Case ID: f2d_170/html/0029-01.html
Source: Caselaw Access Project
Author: {"author": "PER CURIAM.", "license": "Public Domain", "url": "https://static.case.law/"}
Date Created: 2024-08-24T03:29:51.129683

In re BURLINGAME PRODUCTS CO., Inc. ENGLAND v. MacKAY.
    No. 11937.
    United States Court of Appeals Ninth Circuit.
    Oct. 12, 1948.
    James M. Conners and Stanley M. McLeod, both of San Francisco, Cal., for appellant.
    Nathan Moran, of San Francisco, Cal., for appellee.
    Before HEALY and BONE, Circuit Judges, and BOWEN, District Judge.
   PER CURIAM.

The Burlingame Products Co., Inc., was adjudicated a bankrupt and appellant was appointed trustee. On his petition the referee ordered appellee, MacKay, a stranger to the proceeding, to show cause why he should not be required to turn over his assets to the trustee. MacKay demurred to the petition as stating no ground for relief but his demurrer was overruled. After taking evidence the referee made findings and entered an order requiring MacKay forthwith to turn over to the trustee “all MacKay’s assets,” or at least so much thereof as, added to the assets of the estate, will be sufficient to pay all administration expenses and also to satisfy in full all creditors of the bankrupt. On petition to review the district judge reversed the order and the trustee appeals.

The turn-over procedure has long been a familiar device employed in the administration of bankrupt estates. Hitherto its use has been confined to instances where it is claimed that a third person is withholding specific property alleged to belong to the estate of the bankrupt. Here the referee’s order literally stood the procedure on its head. Under the guise of what is termed “piercing the corporate veil,” the trustee was authorized to reach out and subject to the administration of the bankruptcy court assets admittedly never belonging to the bankrupt.

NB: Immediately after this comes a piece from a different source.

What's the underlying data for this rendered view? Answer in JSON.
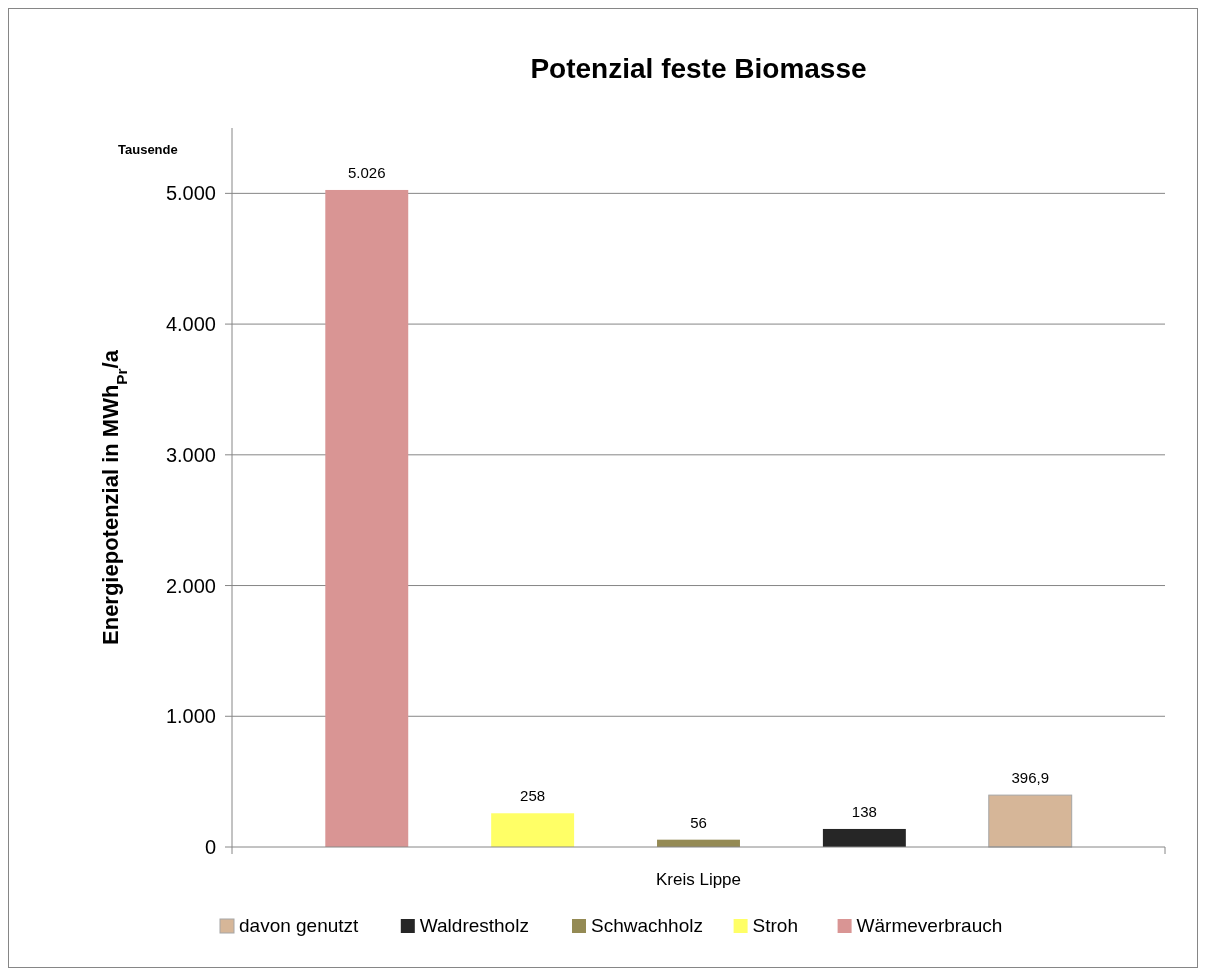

It is argued that MacKay interposed no timely objection and that he must be deemed to have consented to the referee’s exercise of summary jurisdiction. Assuming arguendo that his demurrer was not sufficiently explicit to reach the point, cf. Cline v. Kaplan, 323 U.S. 97, 65 S.Ct. 155, 89 L.Ed. 97; Honeyman v. Hughes, 9 Cir., 156 F.2d 27, and passing the question whether jurisdiction existed even in the absence of objection, we turn at once to the alleged merits of the case.

The referee found that the bankrupt was MacKay’s alter ego. The finding is without support in the record. The undisputed testimony shows the following state of facts: One Mauborgne was the proprietor of a pet shop. He saw an opportunity to acquire a small bird-cage manufacturing plant. MacKay, a retired geologist of some means, was friendly with Mauborgne and advanced the latter money to buy the plant. After the acquisition Mauborgne operated the plant as his own, MacKay occupying merely the status of a creditor. A few months later MacKay and Mauborgne, together with one or two others, incorporated the bird-cage enterprise under the name of Burlingame Products Co., Inc.

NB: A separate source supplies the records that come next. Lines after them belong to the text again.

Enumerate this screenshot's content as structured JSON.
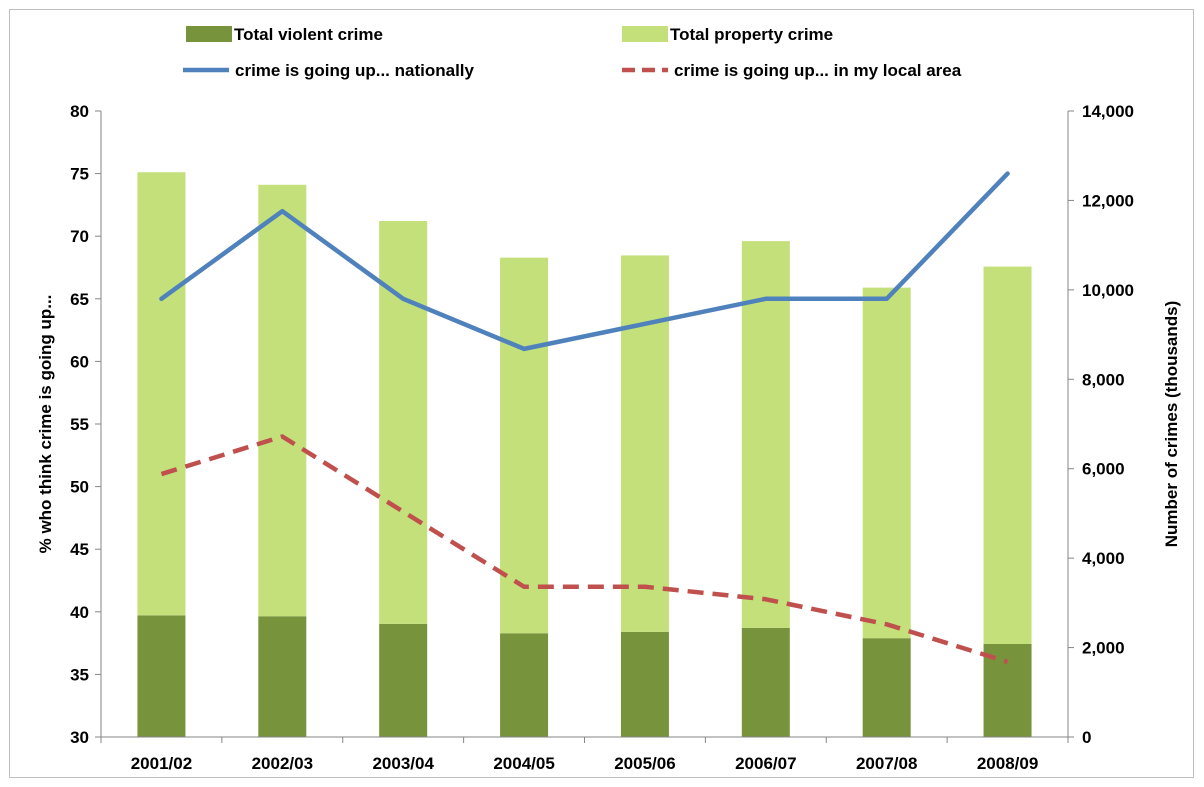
{
  "chart_data": {
    "type": "bar",
    "subtype": "stacked bar with line overlay, dual y-axis",
    "categories": [
      "2001/02",
      "2002/03",
      "2003/04",
      "2004/05",
      "2005/06",
      "2006/07",
      "2007/08",
      "2008/09"
    ],
    "bar_series": [
      {
        "name": "Total violent crime",
        "axis": "right",
        "color": "#77933c",
        "values": [
          2720,
          2700,
          2530,
          2320,
          2350,
          2440,
          2210,
          2080
        ]
      },
      {
        "name": "Total property crime",
        "axis": "right",
        "color": "#c3e07a",
        "values": [
          9910,
          9650,
          9010,
          8400,
          8420,
          8650,
          7840,
          8440
        ]
      }
    ],
    "line_series": [
      {
        "name": "crime is going up... nationally",
        "axis": "left",
        "color": "#4f81bd",
        "style": "solid",
        "values": [
          65,
          72,
          65,
          61,
          63,
          65,
          65,
          75
        ]
      },
      {
        "name": "crime is going up... in my local area",
        "axis": "left",
        "color": "#c0504d",
        "style": "dashed",
        "values": [
          51,
          54,
          48,
          42,
          42,
          41,
          39,
          36
        ]
      }
    ],
    "left_axis": {
      "label": "% who think crime is going up...",
      "ylim": [
        30,
        80
      ],
      "ticks": [
        "30",
        "35",
        "40",
        "45",
        "50",
        "55",
        "60",
        "65",
        "70",
        "75",
        "80"
      ]
    },
    "right_axis": {
      "label": "Number of crimes (thousands)",
      "ylim": [
        0,
        14000
      ],
      "ticks": [
        "0",
        "2,000",
        "4,000",
        "6,000",
        "8,000",
        "10,000",
        "12,000",
        "14,000"
      ]
    },
    "legend_position": "top",
    "grid": false
  }
}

MacKay was not made an oflicer of this corporation. Mauborgne was elected by the board of directors to be its president and one MacNeil, an acquaintance of MacKay’s, was selected as secretary-treasurer. Prior to the war MacKay had lived in Tahiti and he now returned to that place to resume his residence. He took no active part in the management of the corporate affairs, which seem not to have prospered while he was away. The corporation contracted debts and was ultimately adjudicated a bankrupt after having-made an assignment for the benefit of creditors. While' all this was going on MacKay was sojourning in Tahiti.

MacKay anticipated receiving some, perhaps the major part, of the corporate stock in return for the considerable sums he had advanced, but the obtaining of the necessary permit for the issuance of stock was neglected or deferred by the attorney who had attended to the details of incorporation, and no stock was actually issued. We are expected to believe that in some nebulous way this omission rendered Mac-Kay liable to the corporate creditors, none of whom, incidentally, was shown to have extended credit in reliance on MacKay’s connection with the enterprise. There is, in short, no charge or proof of fraud or imposition, and the record suggests no valid reason for saddling on MacKay the debts of the corporate bankrupt.

The order reversing the referee is affirmed.